The Society for Actuaries, which is a national society that actually counts money, says — and this is a very low figure — we’re spending $20 billion a year on medical errors. So if you take the number of hospital beds we have in this country, which are about 1 million, and you divide those numbers — $20 billion by 1 million — you get $20,000 per bed that we’re spending on medical errors. Even before a patient is put in the bed. And nobody’s taking responsibility for that kind of cost. I mean, we can’t afford to insure 50 million people in this country, and there’s millions of others who are under-insured, who are making medical decisions because they can’t afford it. Somebody has to radicalize the process, somebody’s got to get out there and shout from the rooftops and the treetops that this is untenable. And patients, especially patients of color, poor patients — we’re killing 134,000 Medicare patients a year in this country through medical error.
R.R.: So many statistics point to how people of color, poor people, are adversely impacted in law enforcement, educational opportunities, unemployment. So how does it happen with medical errors? How would it be any different, if I were black or poor, that I might undergo more medical errors? I mean, we’re in the same hospital, theoretically.
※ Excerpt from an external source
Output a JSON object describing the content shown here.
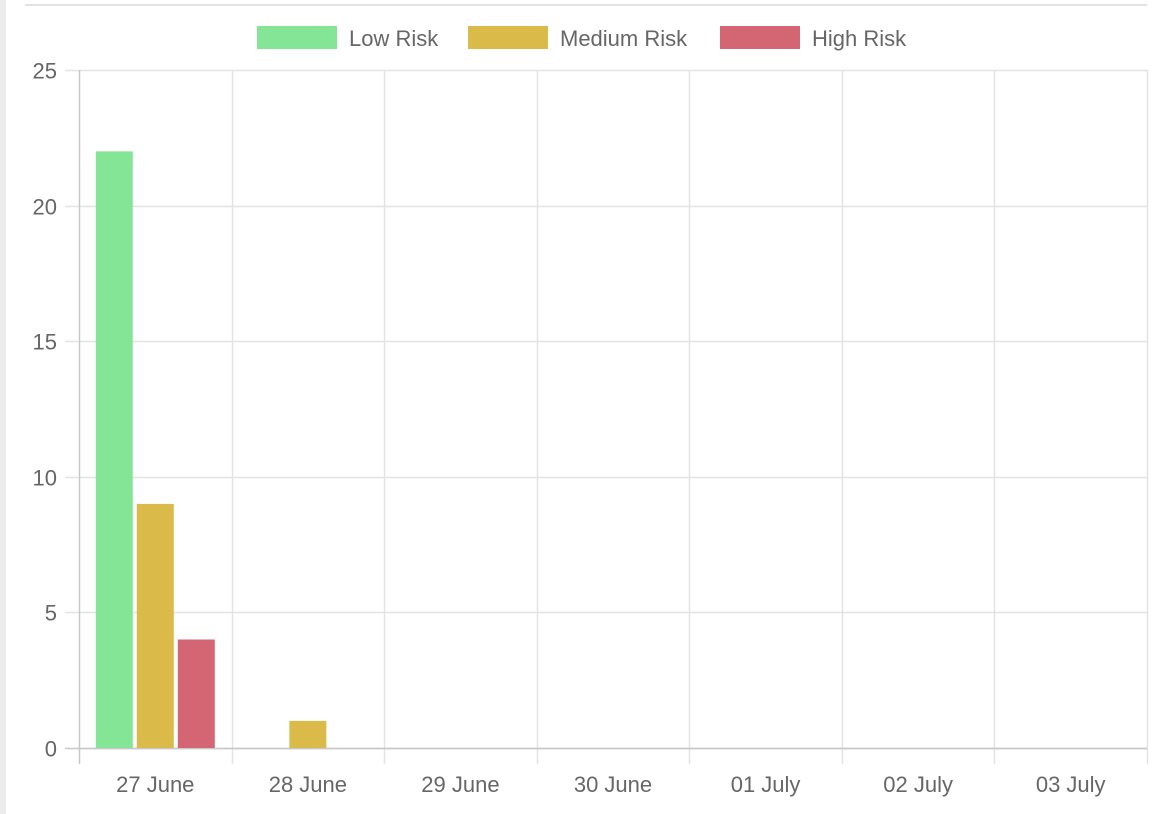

W.C.: Well, in terms of social approach to medicine, the U.S. is behind Brazil and a lot of other third world countries, second world countries, in how we apply the umbrella of medicine. And certainly, people of color, people of poverty, receive the lowest amount of any type of intervention than people who are more able to pay for whatever intervention they are trying to receive. And that’s true in medicine. If you go into the same hospital and you’re black and you have no insurance, you’re going to get a certain quality of care. I mean, they’ll deny this ’til they’re blue in the face, but that’s what the data shows: that you will not get the same care as somebody who is fully insured. You may get fewer tests, you may get fewer interventions, you may get less personal care. The metrics of the care become lower for people who have less money or are people of color.
R.R.: Earlier you mentioned someone needs to radicalize (health care). Let’s say you’re that radical individual. What do you decide to do?
W.C.: One of the things I’ve decided to do is publish this book. It’s a conversation changer, because we’re saying that (medical errors are) the leading cause of death. And nobody knows that. I mean, Americans are dumbed down in practically every category you can think of at this particular moment in history, which is one of the reasons the empire is declining. Some people see that as a good thing and some people don’t. But in health care it’s never a good thing. So, we want to change the conversation. We want to change how we approach this.
The second thing is we’re gonna try and create a North American alliance and social movement around trying to create the change. If every state had a law, every hospital had to apply a ratios bill — like Kaiser (Permanente), in California, which is a big HMO. They’re doing it voluntarily, their rates have really come down. They’re a leader in this field. So we’re gonna introduce legislation. And we’re gonna try to get people angry. Because hospitals are literally getting away with murder.
Rosette Royale is the assistant editor for Real Change News, Street Roots sister paper in Seattle, Wash. Reprinted from Real Change News.